Quinta, 01 de Setembro de 2005 às 11:13, por: CdB

O falso bate-papo informal entre os compositores Carlos Lyra e Roberto Menescal já nas primeiras cenas do filme <i>Coisa mais linda</i>, estréia da sexta-feira, denuncia ao espectador a nostalgia dominante do novo documentário do cineasta mineiro Paulo Thiago.

Ao remexerem os baús da Bossa Nova, movimento que revolucionou a cultura musical brasileira, seja pela melodia ou pelos elaborados arranjos, eles não escapam da melancolia que acompanha toda a produção.

O diretor, que também assina o roteiro, aborda diretamente uma época de ouro e um Rio de Janeiro inesquecível, não assombrado pelas marcas da violência. Há também discursos emocionados de velhos amigos que ajudaram a eternizar a batida que, em 1962, no Carnegie Hall, encantou os norte-americanos em Nova York.
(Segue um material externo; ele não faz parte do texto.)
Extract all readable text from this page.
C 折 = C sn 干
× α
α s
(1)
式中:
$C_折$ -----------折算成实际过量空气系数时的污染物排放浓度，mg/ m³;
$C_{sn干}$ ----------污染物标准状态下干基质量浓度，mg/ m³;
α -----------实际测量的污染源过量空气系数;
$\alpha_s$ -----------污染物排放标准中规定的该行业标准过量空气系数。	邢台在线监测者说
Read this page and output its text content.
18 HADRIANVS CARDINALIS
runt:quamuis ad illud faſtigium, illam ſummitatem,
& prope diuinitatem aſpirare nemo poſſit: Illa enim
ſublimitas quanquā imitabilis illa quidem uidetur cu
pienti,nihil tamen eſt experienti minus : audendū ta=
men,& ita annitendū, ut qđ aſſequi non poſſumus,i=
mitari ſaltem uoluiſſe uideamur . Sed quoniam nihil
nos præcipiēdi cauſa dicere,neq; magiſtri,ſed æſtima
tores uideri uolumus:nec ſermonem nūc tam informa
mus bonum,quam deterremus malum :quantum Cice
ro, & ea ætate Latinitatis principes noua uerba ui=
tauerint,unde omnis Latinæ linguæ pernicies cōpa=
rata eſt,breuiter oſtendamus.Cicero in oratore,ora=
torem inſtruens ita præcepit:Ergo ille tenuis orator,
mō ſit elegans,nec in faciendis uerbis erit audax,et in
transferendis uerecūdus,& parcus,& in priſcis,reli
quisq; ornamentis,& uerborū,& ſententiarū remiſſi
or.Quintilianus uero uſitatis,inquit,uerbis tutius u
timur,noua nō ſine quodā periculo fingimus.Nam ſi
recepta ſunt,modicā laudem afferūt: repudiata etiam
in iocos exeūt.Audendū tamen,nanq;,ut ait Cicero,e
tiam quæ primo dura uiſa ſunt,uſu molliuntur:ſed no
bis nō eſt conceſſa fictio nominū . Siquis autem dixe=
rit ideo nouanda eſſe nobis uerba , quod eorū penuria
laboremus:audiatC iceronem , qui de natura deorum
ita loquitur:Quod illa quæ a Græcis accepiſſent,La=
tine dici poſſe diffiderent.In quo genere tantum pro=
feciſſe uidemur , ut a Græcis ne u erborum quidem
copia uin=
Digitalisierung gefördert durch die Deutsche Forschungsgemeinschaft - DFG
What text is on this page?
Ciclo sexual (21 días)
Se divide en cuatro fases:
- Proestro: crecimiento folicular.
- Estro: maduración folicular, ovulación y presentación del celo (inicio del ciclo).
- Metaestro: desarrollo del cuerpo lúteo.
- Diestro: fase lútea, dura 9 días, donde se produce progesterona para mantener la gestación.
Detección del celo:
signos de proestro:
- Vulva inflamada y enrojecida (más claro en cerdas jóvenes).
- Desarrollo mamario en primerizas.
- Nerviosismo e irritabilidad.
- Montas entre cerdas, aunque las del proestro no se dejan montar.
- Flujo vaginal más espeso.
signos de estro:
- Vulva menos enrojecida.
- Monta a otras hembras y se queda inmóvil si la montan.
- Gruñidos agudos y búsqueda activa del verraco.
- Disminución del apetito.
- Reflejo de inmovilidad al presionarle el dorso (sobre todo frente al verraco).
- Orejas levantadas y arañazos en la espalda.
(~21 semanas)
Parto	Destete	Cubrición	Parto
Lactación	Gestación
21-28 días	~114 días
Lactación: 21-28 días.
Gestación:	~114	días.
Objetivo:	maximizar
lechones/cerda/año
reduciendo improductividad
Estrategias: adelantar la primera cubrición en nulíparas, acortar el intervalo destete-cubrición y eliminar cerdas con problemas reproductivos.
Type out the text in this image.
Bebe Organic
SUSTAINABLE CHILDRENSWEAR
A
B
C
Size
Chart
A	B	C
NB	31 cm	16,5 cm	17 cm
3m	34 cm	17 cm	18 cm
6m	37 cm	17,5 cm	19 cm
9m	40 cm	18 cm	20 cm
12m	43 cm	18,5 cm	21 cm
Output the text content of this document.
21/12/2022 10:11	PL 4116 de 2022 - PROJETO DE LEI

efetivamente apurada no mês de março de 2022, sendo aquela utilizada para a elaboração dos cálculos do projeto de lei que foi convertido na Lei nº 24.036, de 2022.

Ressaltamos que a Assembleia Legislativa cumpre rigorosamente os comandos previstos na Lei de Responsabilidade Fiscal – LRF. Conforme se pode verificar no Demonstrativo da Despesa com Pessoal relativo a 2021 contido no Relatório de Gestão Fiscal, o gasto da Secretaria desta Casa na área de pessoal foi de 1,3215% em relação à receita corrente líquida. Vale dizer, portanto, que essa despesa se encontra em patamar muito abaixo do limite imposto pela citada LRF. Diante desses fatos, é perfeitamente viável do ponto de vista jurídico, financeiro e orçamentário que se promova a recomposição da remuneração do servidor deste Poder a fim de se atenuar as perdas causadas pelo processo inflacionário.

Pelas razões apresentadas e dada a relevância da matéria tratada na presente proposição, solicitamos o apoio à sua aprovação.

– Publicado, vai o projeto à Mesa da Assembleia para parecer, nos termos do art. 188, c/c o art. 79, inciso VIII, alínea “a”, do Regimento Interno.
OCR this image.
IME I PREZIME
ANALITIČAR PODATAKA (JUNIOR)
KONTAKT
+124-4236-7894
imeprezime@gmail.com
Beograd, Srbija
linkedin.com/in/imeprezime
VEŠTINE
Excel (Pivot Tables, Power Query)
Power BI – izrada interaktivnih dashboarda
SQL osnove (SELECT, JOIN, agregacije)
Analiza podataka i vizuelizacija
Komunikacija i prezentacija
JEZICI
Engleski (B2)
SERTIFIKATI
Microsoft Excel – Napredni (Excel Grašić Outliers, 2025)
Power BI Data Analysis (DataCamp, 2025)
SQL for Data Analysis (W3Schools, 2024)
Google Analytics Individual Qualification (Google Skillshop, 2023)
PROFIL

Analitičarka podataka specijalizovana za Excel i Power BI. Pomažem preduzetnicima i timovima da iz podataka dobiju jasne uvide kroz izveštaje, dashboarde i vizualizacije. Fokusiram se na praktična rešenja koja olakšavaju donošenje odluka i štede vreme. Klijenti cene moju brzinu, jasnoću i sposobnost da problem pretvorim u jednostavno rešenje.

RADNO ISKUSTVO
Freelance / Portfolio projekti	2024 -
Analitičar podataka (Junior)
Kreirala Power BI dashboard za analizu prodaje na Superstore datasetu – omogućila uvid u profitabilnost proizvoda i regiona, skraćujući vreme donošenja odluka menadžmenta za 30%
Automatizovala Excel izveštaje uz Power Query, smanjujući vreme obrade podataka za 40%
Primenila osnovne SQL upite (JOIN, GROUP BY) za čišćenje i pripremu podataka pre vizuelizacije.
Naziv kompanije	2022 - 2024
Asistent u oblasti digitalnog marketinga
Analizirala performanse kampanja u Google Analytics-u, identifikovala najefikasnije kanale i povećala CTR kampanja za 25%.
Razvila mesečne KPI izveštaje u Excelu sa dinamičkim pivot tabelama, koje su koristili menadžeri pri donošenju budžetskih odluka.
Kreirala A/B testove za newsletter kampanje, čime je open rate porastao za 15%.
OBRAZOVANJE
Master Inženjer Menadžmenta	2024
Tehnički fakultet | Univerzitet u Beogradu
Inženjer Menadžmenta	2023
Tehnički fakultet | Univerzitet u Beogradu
Nos depoimentos, nas imagens inéditas de apresentações, nas homenagens a Vinicius de Morais, Tom Jobim, João Gilberto e Nara Leão, o painel da década de 1950 é redesenhado. Alaíde Costa, Johnny Alf, Joyce, Wanda Sá, Iko Castro Neves, entre outros que ainda defendem as bandeiras da Bossa Nova, estão lá para juntar as peças que explicam o nascimento do famoso gênero do banquinho e violão.

As lembranças são apenas quebradas pelos capítulos focados nas letras, harmonia, batida, ritmo e, até, no banquinho. Há também discussões acompanhadas por teóricos como Sérgio Cabral, Tarik de Souza e Arthur Tavola. Mais didáticos, eles situam o espectador em um contexto mais amplo da música brasileira e, assim, mostram a importância de tudo o que se vê na tela.

Por mais que sejam as recordações e apresentações as grandes personagens deste documentário, as insistentes investidas do diretor e roteirista em sensibilizar o espectador desvirtuam sua real proposta. Poesias dos mais variados autores e trechos líricos das obras de Vinicius de Morais invadem a tela em situações desnecessárias e sem propósito.